Tag 71-74/ 24.06.-27.06.2013

Delhi – Indien, was soll ich dazu sagen… Wenn ich nur drei
Worte hätte: Dreck, Gestank und Kühe. Nette Menschen? Nur, wenn sie dir was
verticken wollen. Du fragst nach dem Weg und der „freundliche Inder“ versucht
dich in das Reisebüro seines Cousins zu schicken. Aber ich fange mal von vorne
an.

Erster Abend in Delhi. Wir werden vom Flughafen abgeholt und
in unser Hotel gefahren. Der erste Eindruck: wer in Bangladesch war, den kann
nichts mehr schocken. Es gibt gepflasterte Straßen ganz ohne Schlaglöcher, das
haben wir seit Wochen nicht mehr gesehen. Autofahrt mal wieder angenehm ohne
ständig aus dem Sitz zu fliegen. J
Als wir am Hotel ankommen, sind wir begeistert. Es ist richtig gut! Dafür haben wir aber auch
viel Zeit in die Suche investiert. Bloomrooms heißt es, falls jemand mit dem
Gedanken spielt nach Delhi zu fahren, können wir das Hotel wärmstens empfehlen.
Der nette Portier a.k.a Kuschelbär, wie Sonia Ihn nennt, besorgt uns
fürsorglich eine Autorickshaw, auch bekannt als Tuk Tuk oder CNG, je nachdem,
wo man gerade ist, und wir fahren zum Connaught Place – die Einkaufsmeile
Delhis. Drei große Kreisverkehre mit einem Park zur Entspannung in der Mitte.
Wir finden schnell etwas zu Essen und der Eindruck bleibt positiv. Wir haben
uns Indien chaotischer und anstrengender vorgestellt.
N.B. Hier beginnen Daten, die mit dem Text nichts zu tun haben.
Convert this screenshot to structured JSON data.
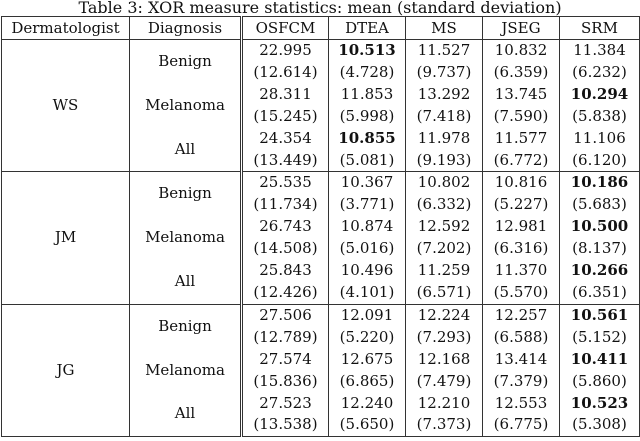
{
  "caption": "Table 3:  XOR measure statistics: mean (standard deviation)",
  "headers": [
    "Dermatologist",
    "Diagnosis",
    "OSFCM",
    "DTEA",
    "MS",
    "JSEG",
    "SRM"
  ],
  "groups": [
    {
      "dermatologist": "WS",
      "rows": [
        {
          "diagnosis": "Benign",
          "means": [
            "22.995",
            "10.513",
            "11.527",
            "10.832",
            "11.384"
          ],
          "sds": [
            "(12.614)",
            "(4.728)",
            "(9.737)",
            "(6.359)",
            "(6.232)"
          ],
          "bold": 1
        },
        {
          "diagnosis": "Melanoma",
          "means": [
            "28.311",
            "11.853",
            "13.292",
            "13.745",
            "10.294"
          ],
          "sds": [
            "(15.245)",
            "(5.998)",
            "(7.418)",
            "(7.590)",
            "(5.838)"
          ],
          "bold": 4
        },
        {
          "diagnosis": "All",
          "means": [
            "24.354",
            "10.855",
            "11.978",
            "11.577",
            "11.106"
          ],
          "sds": [
            "(13.449)",
            "(5.081)",
            "(9.193)",
            "(6.772)",
            "(6.120)"
          ],
          "bold": 1
        }
      ]
    },
    {
      "dermatologist": "JM",
      "rows": [
        {
          "diagnosis": "Benign",
          "means": [
            "25.535",
            "10.367",
            "10.802",
            "10.816",
            "10.186"
          ],
          "sds": [
            "(11.734)",
            "(3.771)",
            "(6.332)",
            "(5.227)",
            "(5.683)"
          ],
          "bold": 4
        },
        {
          "diagnosis": "Melanoma",
          "means": [
            "26.743",
            "10.874",
            "12.592",
            "12.981",
            "10.500"
          ],
          "sds": [
            "(14.508)",
            "(5.016)",
            "(7.202)",
            "(6.316)",
            "(8.137)"
          ],
          "bold": 4
        },
        {
          "diagnosis": "All",
          "means": [
            "25.843",
            "10.496",
            "11.259",
            "11.370",
            "10.266"
          ],
          "sds": [
            "(12.426)",
            "(4.101)",
            "(6.571)",
            "(5.570)",
            "(6.351)"
          ],
          "bold": 4
        }
      ]
    },
    {
      "dermatologist": "JG",
      "rows": [
        {
          "diagnosis": "Benign",
          "means": [
            "27.506",
            "12.091",
            "12.224",
            "12.257",
            "10.561"
          ],
          "sds": [
            "(12.789)",
            "(5.220)",
            "(7.293)",
            "(6.588)",
            "(5.152)"
          ],
          "bold": 4
        },
        {
          "diagnosis": "Melanoma",
          "means": [
            "27.574",
            "12.675",
            "12.168",
            "13.414",
            "10.411"
          ],
          "sds": [
            "(15.836)",
            "(6.865)",
            "(7.479)",
            "(7.379)",
            "(5.860)"
          ],
          "bold": 4
        },
        {
          "diagnosis": "All",
          "means": [
            "27.523",
            "12.240",
            "12.210",
            "12.553",
            "10.523"
          ],
          "sds": [
            "(13.538)",
            "(5.650)",
            "(7.373)",
            "(6.775)",
            "(5.308)"
          ],
          "bold": 4
        }
      ]
    }
  ]
}
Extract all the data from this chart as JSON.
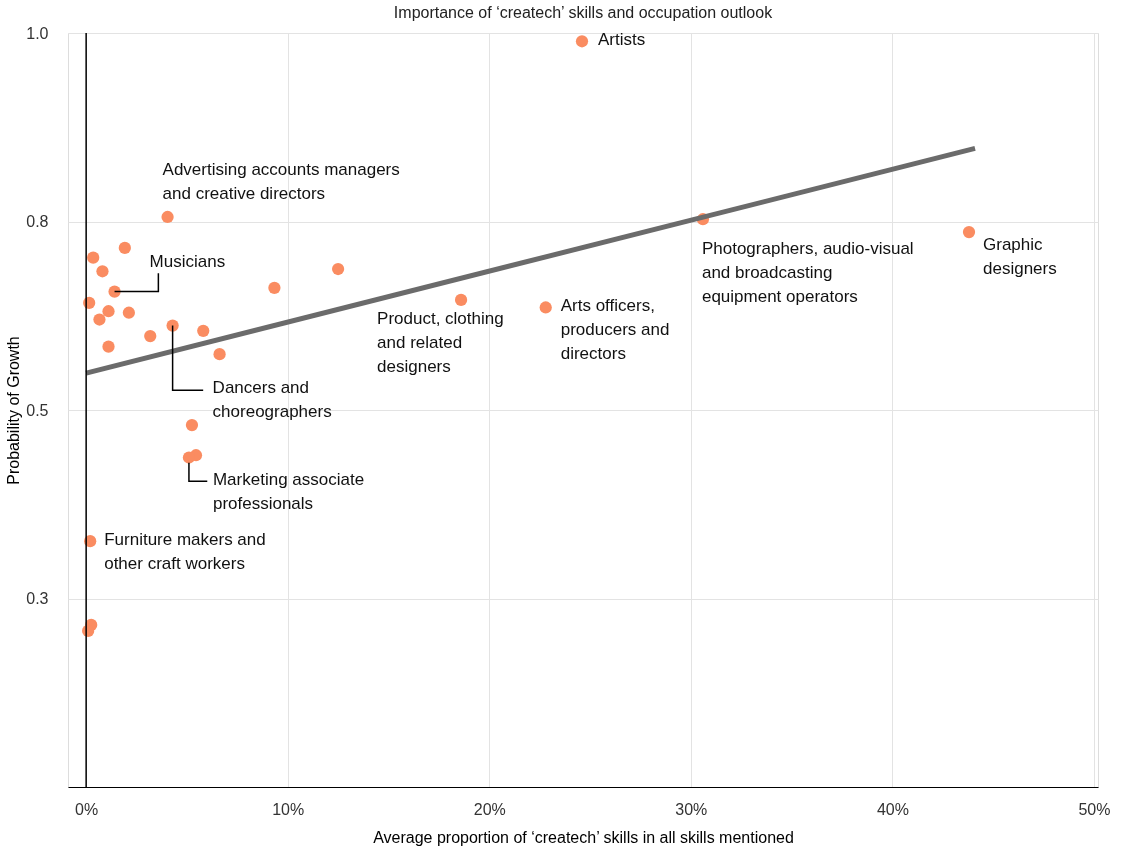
{
  "chart_data": {
    "type": "scatter",
    "title": "Importance of ‘createch’ skills and occupation outlook",
    "xlabel": "Average proportion of ‘createch’ skills in all skills mentioned",
    "ylabel": "Probability of Growth",
    "xlim": [
      -0.9,
      50.2
    ],
    "ylim": [
      0,
      1
    ],
    "xticks": [
      {
        "value": 0,
        "label": "0%"
      },
      {
        "value": 10,
        "label": "10%"
      },
      {
        "value": 20,
        "label": "20%"
      },
      {
        "value": 30,
        "label": "30%"
      },
      {
        "value": 40,
        "label": "40%"
      },
      {
        "value": 50,
        "label": "50%"
      }
    ],
    "yticks": [
      {
        "value": 0.25,
        "label": "0.3"
      },
      {
        "value": 0.5,
        "label": "0.5"
      },
      {
        "value": 0.75,
        "label": "0.8"
      },
      {
        "value": 1.0,
        "label": "1.0"
      }
    ],
    "grid": true,
    "marker": "circle",
    "ref_lines": [
      {
        "axis": "x",
        "value": 0,
        "color": "#000000"
      }
    ],
    "series": [
      {
        "color": "#fa8c61",
        "x": [
          24.6,
          4.04,
          1.92,
          0.35,
          0.81,
          12.5,
          1.41,
          0.15,
          9.34,
          1.11,
          2.12,
          0.66,
          4.29,
          5.81,
          3.18,
          1.11,
          6.62,
          18.6,
          22.8,
          30.6,
          43.8,
          5.25,
          5.45,
          5.1,
          0.2,
          0.25,
          0.1
        ],
        "values": [
          0.989,
          0.756,
          0.715,
          0.702,
          0.684,
          0.687,
          0.657,
          0.642,
          0.662,
          0.631,
          0.629,
          0.62,
          0.612,
          0.605,
          0.598,
          0.584,
          0.574,
          0.646,
          0.636,
          0.753,
          0.736,
          0.48,
          0.44,
          0.437,
          0.326,
          0.215,
          0.207
        ]
      },
      {
        "type": "line",
        "marker": "none",
        "color": "#6b6b6b",
        "x": [
          0,
          44.1
        ],
        "values": [
          0.549,
          0.847
        ]
      }
    ],
    "annotations": [
      {
        "text": "Artists",
        "x": 24.6,
        "y": 0.989
      },
      {
        "text": "Advertising accounts managers\nand creative directors",
        "x": 4.04,
        "y": 0.756
      },
      {
        "text": "Musicians",
        "x": 1.41,
        "y": 0.657
      },
      {
        "text": "Dancers and\nchoreographers",
        "x": 4.29,
        "y": 0.612
      },
      {
        "text": "Marketing associate\nprofessionals",
        "x": 5.1,
        "y": 0.437
      },
      {
        "text": "Furniture makers and\nother craft workers",
        "x": 0.2,
        "y": 0.326
      },
      {
        "text": "Product, clothing\nand related\ndesigners",
        "x": 18.6,
        "y": 0.646
      },
      {
        "text": "Arts officers,\nproducers and\ndirectors",
        "x": 22.8,
        "y": 0.636
      },
      {
        "text": "Photographers, audio-visual\nand broadcasting\nequipment operators",
        "x": 30.6,
        "y": 0.753
      },
      {
        "text": "Graphic\ndesigners",
        "x": 43.8,
        "y": 0.736
      }
    ]
  }
}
Für den Weg ins Hotel
wollten wir uns auch schnell eine Autorickshaw besorgen, einen guten Preis
kennen wir schon von der Hinfahrt, daher dürfte das nicht so schwer werden.
Plötzlich spricht uns ein Taxifahrer an und sagt er fährt uns auch für den
Autorickshaw Preis. Normalerweise sind Taxis teurer, aber der Kerl scheint
verzweifelt zu sein und sein Taxi sieht auch nicht mehr so frisch aus. Egal,
rein da. Als er mir die Tür öffnet, rieche ich seine Alkoholfahne – das wird
lustig… Kaum sind wir im Taxi fängt er mit dem Smalltalk an.

„Seid ihr ein Paar?“
„Nein, verheiratet – Familie.“
„Oh, habt ihr schon Kinder?“
„Nein.“
„Wollt ihr Spaß haben in Delhi?“
„Delhi ist eine schöne Stadt.“
„Ich kann euch was besorgen, damit werdet ihr Delhi auf jeden Fall genießen.“
„Aha…“
„Wollt ihr was zu rauchen?“
„Nein, wir rauchen nicht.“
„Madam, du willst doch bestimmt, oder?“
„Nein!“
„Ihr werdet Delhi dann richtig genießen!“
„Diggi, wir rauchen kein Gras (…und ganz bestimmt nicht von dir).“
„Okay wir sind da, steigt aus, das ist gleich da vorne.“,
„Nein, ist es nicht.“
„Doch, doch. Wenn ihr nichts kauft, dann steigt mal aus. “

Natürlich hat er auch nicht genug Wechselgeld… 5 Minuten
Fahrt für einen knappen Euro. Mitten auf der Straße rausgelassen. Was für ein Idiot.
Willkommen in Indien. Der erste Eindruck wurde sofort korrigiert. So schnell
wie möglich haben wir uns einen Rickshaw Fahrer für weitere 60 Cent besorgt,
der uns dann ins Hotel gestrampelt hat. Eigentlich hat der Arme sich den Euro
verdient und nicht dieser Affe im Taxi. Zum Glück war es bei dem Taxifahrer nur
so ein kleiner Betrag, sonst hätten wir nicht einfach so nachgegeben.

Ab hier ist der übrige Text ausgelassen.